Ehud Olmert's meeting with George W. Bush at the White House, and his address to a joint session of Congress Wednesday, marked an important step in his affirmation as Ariel Sharon's successor (Haaretz). In the meeting, and the news conference which followed, Bush reaffirmed his determination to keep the government led by Hamas in diplomatic isolation, and he lent general support to Olmert's plan for further unilateral withdrawals from occupied territories (al-Jazeera termed it "muted backing.") Bush asked, though, that Israel exhaust all efforts engage Palestinian President Mahmoud Abbas directly (BBC). Importantly, as Haaretz analyst Aluf Benn notes, both men insisted such withdrawals "would not determine permanent borders, which would only be set after a final status agreement between Israel and the Palestinians."
Nonetheless, Olmert's "convergence plan" for unilateral withdrawal is widely seen as an attempt to set Israel's future borders. In an interview with the New York Times, Olmert insisted he will consult the Palestinians before making moves that could affect the borders. Yet, even as Ynet commentator Nahum Barnea declared that "Olmert passed the audition," the U.S. had its own concerns. On Iran, that Israel maintain a low profile and make no provocative move.
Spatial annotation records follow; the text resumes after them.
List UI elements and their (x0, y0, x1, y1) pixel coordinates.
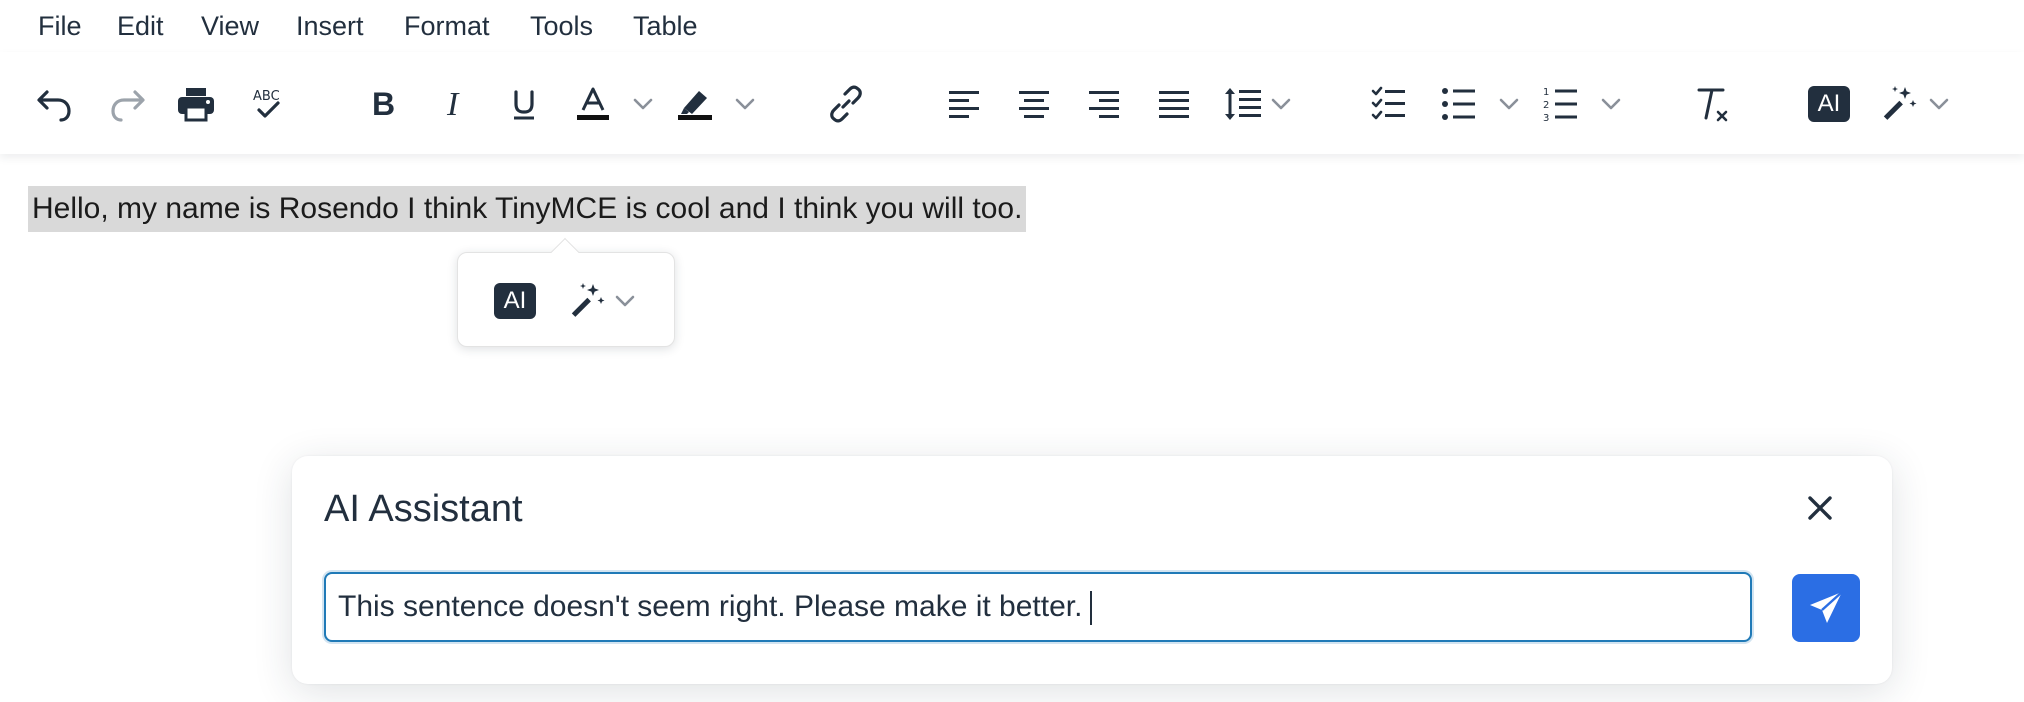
align-right-icon (1089, 91, 1119, 118)
align-justify-button[interactable] (1154, 72, 1194, 136)
svg-text:3: 3 (1543, 113, 1549, 123)
chevron-down-icon (633, 98, 653, 110)
prompt-input-content: This sentence doesn't seem right. Please… (338, 574, 1093, 640)
align-center-icon (1019, 91, 1049, 118)
send-button[interactable] (1792, 574, 1860, 642)
highlight-dropdown[interactable] (732, 72, 758, 136)
checklist-button[interactable] (1368, 72, 1410, 136)
menu-edit[interactable]: Edit (117, 8, 164, 44)
line-height-icon (1225, 88, 1261, 120)
ai-assistant-dialog: AI Assistant This sentence doesn't seem … (292, 456, 1892, 684)
redo-icon (111, 90, 145, 122)
menubar: File Edit View Insert Format Tools Table (0, 0, 2024, 52)
undo-button[interactable] (30, 72, 78, 136)
print-button[interactable] (172, 72, 220, 136)
toolbar: ABC B I 1 2 3 AI (0, 52, 2024, 154)
bold-icon: B (372, 86, 395, 122)
send-icon (1810, 591, 1843, 623)
bold-button[interactable]: B (364, 72, 404, 136)
link-icon (830, 85, 862, 123)
italic-button[interactable]: I (434, 72, 474, 136)
text-color-button[interactable] (572, 72, 614, 136)
align-right-button[interactable] (1084, 72, 1124, 136)
close-icon (1808, 496, 1832, 520)
ai-shortcuts-dropdown[interactable] (1926, 72, 1952, 136)
svg-text:B: B (372, 86, 395, 122)
svg-text:ABC: ABC (253, 89, 280, 104)
svg-text:I: I (446, 86, 460, 123)
underline-icon (514, 90, 534, 120)
line-height-dropdown[interactable] (1268, 72, 1294, 136)
numbered-list-icon: 1 2 3 (1543, 87, 1577, 123)
selected-paragraph[interactable]: Hello, my name is Rosendo I think TinyMC… (28, 186, 1027, 232)
print-icon (178, 88, 214, 122)
clear-formatting-button[interactable] (1690, 72, 1732, 136)
text-color-dropdown[interactable] (630, 72, 656, 136)
underline-button[interactable] (504, 72, 544, 136)
prompt-input[interactable]: This sentence doesn't seem right. Please… (324, 572, 1752, 642)
clear-formatting-icon (1697, 88, 1728, 122)
menu-insert[interactable]: Insert (296, 8, 364, 44)
bullet-list-icon (1442, 88, 1475, 120)
text-caret (1090, 591, 1093, 626)
menu-tools[interactable]: Tools (530, 8, 593, 44)
link-button[interactable] (822, 72, 870, 136)
line-height-button[interactable] (1222, 72, 1264, 136)
svg-text:1: 1 (1543, 87, 1549, 98)
align-justify-icon (1159, 91, 1189, 118)
align-left-icon (949, 91, 979, 118)
ai-label: AI (503, 287, 527, 314)
close-button[interactable] (1798, 486, 1842, 530)
menu-view[interactable]: View (201, 8, 259, 44)
menu-format[interactable]: Format (404, 8, 490, 44)
undo-icon (37, 90, 71, 122)
spellcheck-button[interactable]: ABC (244, 72, 292, 136)
italic-icon: I (446, 86, 460, 123)
numbered-list-button[interactable]: 1 2 3 (1540, 72, 1582, 136)
prompt-input-value: This sentence doesn't seem right. Please… (338, 590, 1083, 623)
numbered-list-dropdown[interactable] (1598, 72, 1624, 136)
ai-button[interactable]: AI (1806, 72, 1852, 136)
svg-text:2: 2 (1543, 100, 1549, 111)
ai-shortcuts-button[interactable] (1876, 72, 1920, 136)
chevron-down-icon (1499, 98, 1519, 110)
checklist-icon (1371, 86, 1405, 120)
highlight-button[interactable] (674, 72, 718, 136)
highlight-icon (678, 91, 712, 120)
chevron-down-icon (1601, 98, 1621, 110)
redo-button[interactable] (104, 72, 152, 136)
quickbar-ai-shortcuts-button[interactable] (564, 279, 608, 323)
align-left-button[interactable] (944, 72, 984, 136)
menu-file[interactable]: File (38, 8, 82, 44)
dialog-title: AI Assistant (324, 488, 523, 530)
chevron-down-icon (1929, 98, 1949, 110)
ai-label: AI (1817, 90, 1841, 117)
bullet-list-button[interactable] (1438, 72, 1480, 136)
selection-quickbar: AI (457, 252, 675, 347)
bullet-list-dropdown[interactable] (1496, 72, 1522, 136)
menu-table[interactable]: Table (633, 8, 698, 44)
quickbar-ai-button[interactable]: AI (494, 283, 536, 319)
quickbar-ai-shortcuts-dropdown[interactable] (612, 279, 638, 323)
chevron-down-icon (735, 98, 755, 110)
text-color-icon (577, 87, 609, 120)
chevron-down-icon (615, 295, 635, 307)
chevron-down-icon (1271, 98, 1291, 110)
align-center-button[interactable] (1014, 72, 1054, 136)
ai-icon: AI (1808, 86, 1850, 122)
magic-wand-icon (1883, 86, 1917, 120)
magic-wand-icon (571, 283, 605, 317)
spellcheck-icon: ABC (253, 89, 280, 118)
And, Barnea says, "They are worried about a vacuum being created in the Palestinian territories after an Israeli pullout, about the impression of a Hamas victory that will be created in the Arab world, about Israeli actions that will thwart chances for a peace agreement in the future." The Saudi-owned paper Arab News puts Bush's dilemma this way: "The administration is trying to win European support for unified action to impede Iran’s nuclear ambitions, but many European officials fear Olmert’s plan is an attempt by Israel to set permanent borders without negotiation with the Palestinians."
Prospects for serious negotiations between Israel and the Palestinians remain remote as long as Hamas refuses to renounce violence. Even still, notes David Makovsky of the Washington Institute for Near East Policy in this report that, Olmert's proposed unilateral withdrawal could actually advance prospects for a two-state solution to the Israeli-Palestinian conflict. Nathan Brown, a senior associate at the Carnegie Endowment for International Peace, tells cfr.org's Bernard Gwertzman the Israelis and Hamas need to embark on a period of "quiet diplomacy" to try to sort out a way of co-existing.
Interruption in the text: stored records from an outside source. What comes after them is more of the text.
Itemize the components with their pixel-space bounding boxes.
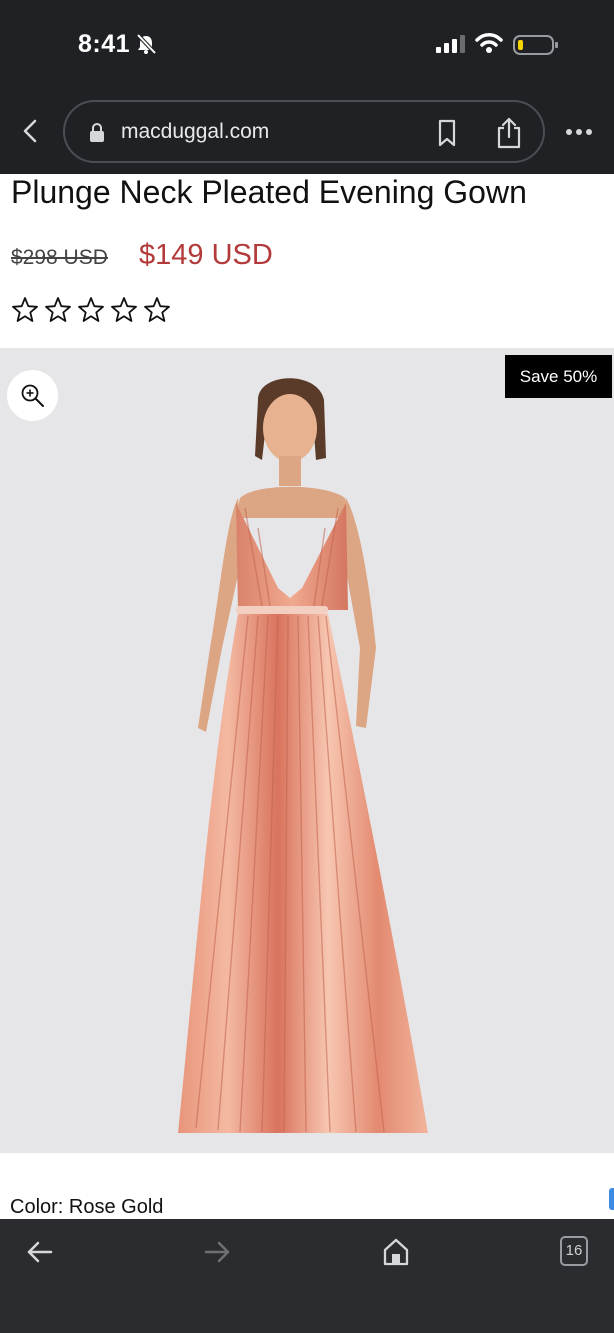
star-outline-icon[interactable] (11, 296, 39, 324)
zoom-in-icon[interactable] (20, 383, 45, 408)
zoom-button[interactable] (7, 370, 58, 421)
browser-bottom-toolbar: 16 (0, 1219, 614, 1333)
wifi-icon (475, 33, 503, 53)
color-label: Color: Rose Gold (10, 1196, 164, 1218)
share-icon[interactable] (495, 116, 523, 150)
browser-top-bar: 8:41 macduggal.com (0, 0, 614, 174)
bookmark-icon[interactable] (435, 119, 459, 147)
rating-stars[interactable] (11, 296, 171, 324)
tab-count-button[interactable]: 16 (560, 1236, 588, 1266)
star-outline-icon[interactable] (77, 296, 105, 324)
star-outline-icon[interactable] (110, 296, 138, 324)
url-text[interactable]: macduggal.com (121, 120, 269, 144)
product-image[interactable]: Save 50% (0, 348, 614, 1153)
star-outline-icon[interactable] (143, 296, 171, 324)
sale-price: $149 USD (139, 239, 273, 271)
product-title: Plunge Neck Pleated Evening Gown (11, 174, 527, 210)
star-outline-icon[interactable] (44, 296, 72, 324)
status-time: 8:41 (78, 30, 131, 58)
arrow-right-icon[interactable] (203, 1239, 231, 1265)
bell-slash-icon (136, 33, 157, 55)
gown-model-illustration (178, 378, 428, 1133)
carousel-next-edge[interactable] (609, 1188, 614, 1210)
original-price: $298 USD (11, 246, 108, 269)
battery-low-icon (513, 35, 558, 55)
cellular-signal-icon (436, 35, 465, 53)
chevron-left-icon[interactable] (18, 117, 42, 145)
home-icon[interactable] (382, 1237, 410, 1267)
ellipsis-icon[interactable] (565, 128, 593, 136)
address-bar[interactable]: macduggal.com (63, 100, 545, 163)
save-badge: Save 50% (505, 355, 612, 398)
arrow-left-icon[interactable] (26, 1239, 54, 1265)
lock-icon (90, 123, 104, 142)
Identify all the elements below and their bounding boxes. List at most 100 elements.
Contacts do continue between Israel and Palestinian officials not associated with Hamas, and Olmert told Bush he regards PA President Mahmoud Abbas as a sincere player. Last weekend, Israeli Foreign Minister Tzipi Livni and Vice Premier Shimon Peres met Abbas in Egypt (al-Jazeera), the highest-level contact between Israel and the PA since Hamas was elected to lead the government in January. The meeting, at which Livni and Abbas agreed to establish a negotiating channel that excludes Hamas, came as chaos continues to spread in the Palestinian Authority. The territory is gripped by tension between armed factions of Hamas and Fatah. Members of militias loyal to both sides faced off in the streets (Independent) after the Hamas government defied Abbas' prohibition and created a security force stocked with militants and led by Jamal Abu Samhadana, who is accused of planning attacks against Israel. There have been several assassination attempts against Abbas loyalists, and armed clashes between the militias are a continuing threat (Daily Star).
There are other signs of strain as well. A senior Hamas official, Sami Abu Zuhri, was caught at the Rafah border crossing from Egypt carrying nearly $1 million in his belt (al-Jazeera). Abbas has called for the attorney general to investigate Zuhri for smuggling (JPost). The move shows how desperate the Hamas government is for money after the United States and European Union cut funding to the PA over Hamas' terrorist tactics. The crippling PA budget shortfall is detailed in this CFR Background Q&A. PA government employees have not been paid for two months, economic hardship is spreading, and the territory is on the verge of a health-care crisis as hospitals run out of needed supplies (AP).
But the West's strategy of isolating Hamas carries strong risks. Palestinian scholar Mohammad Yaghi writes that if the Hamas government fails, the alternative is most likely not a return to Fatah rule, but Somalia-style anarchy.
There are signs that moderates are vying for influence within Hamas; a new poll shows most Palestinians favor negotiating with Israel over letting it act unilaterally (CSMonitor). Nadia Hijab and Schmuel Rosner discuss whether to isolate or engage the Hamas government in this CFR Online Debate. And a Washington Institute for Near East Policy brief assesses the impact of the Hamas victory on the PA's economy and security.